Lots of shouting
Beginning with a Rafer Alston turnover that saw him benched less than four minutes into the game, Alston shouted at Juwan Howard. Howard shouted at Alston. Alston then began shouting at Jeff Van Gundy, before Mutombo began barking at McGrady, with McGrady going back at Mutombo and trainer Keith Jones rushing between them, if only to interrupt long enough to get something else accomplished with the time out Van Gundy had called.
"I heard guys yelling at each other," McGrady said. "I was just trying to calm guys down. Dikembe was trying to stop me from calming everything down. I don't know what happened.
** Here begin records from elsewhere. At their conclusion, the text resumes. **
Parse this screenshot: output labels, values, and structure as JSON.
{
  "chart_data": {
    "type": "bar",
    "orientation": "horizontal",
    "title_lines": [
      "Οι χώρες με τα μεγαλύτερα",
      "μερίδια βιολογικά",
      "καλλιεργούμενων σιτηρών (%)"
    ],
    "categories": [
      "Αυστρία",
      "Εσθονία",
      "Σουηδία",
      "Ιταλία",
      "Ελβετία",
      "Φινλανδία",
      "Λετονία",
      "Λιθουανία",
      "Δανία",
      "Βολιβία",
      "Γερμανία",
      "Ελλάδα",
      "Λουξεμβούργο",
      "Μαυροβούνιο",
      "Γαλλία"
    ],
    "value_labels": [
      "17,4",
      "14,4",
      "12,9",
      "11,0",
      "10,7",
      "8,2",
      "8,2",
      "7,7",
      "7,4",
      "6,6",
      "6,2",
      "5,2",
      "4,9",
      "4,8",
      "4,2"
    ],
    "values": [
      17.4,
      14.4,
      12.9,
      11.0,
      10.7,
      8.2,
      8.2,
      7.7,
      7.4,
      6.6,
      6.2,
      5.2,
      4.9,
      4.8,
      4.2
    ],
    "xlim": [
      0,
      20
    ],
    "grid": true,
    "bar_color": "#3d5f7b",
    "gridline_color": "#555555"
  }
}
But it was a bad time to go at each other's throats."
By then, the Rockets had made one of seven shots, the Spurs seven of eight, and San Antonio sprinted to a 14-5 lead to send the Rockets into their wild, emotional and frazzled timeout.
The Spurs led 18-5 moments later, shaking the Rockets to distraction. They had nine turnovers in the first quarter.
And if the timeout squabble was far from unique, it did underscore how entirely the Spurs dominated.
"I'm not concerned with the reaction," Van Gundy said. "I'm concerned with us not being as good, having a game that could stand up. Our at ude had nothing to nothing to do with it. We had a little temper tantrum over there. I'm concerned with our game, not our response.
"This was not a game lost to lack of energy or lack of readiness. This was a game lost due to getting our heads handed to us by a team playing superior basketball."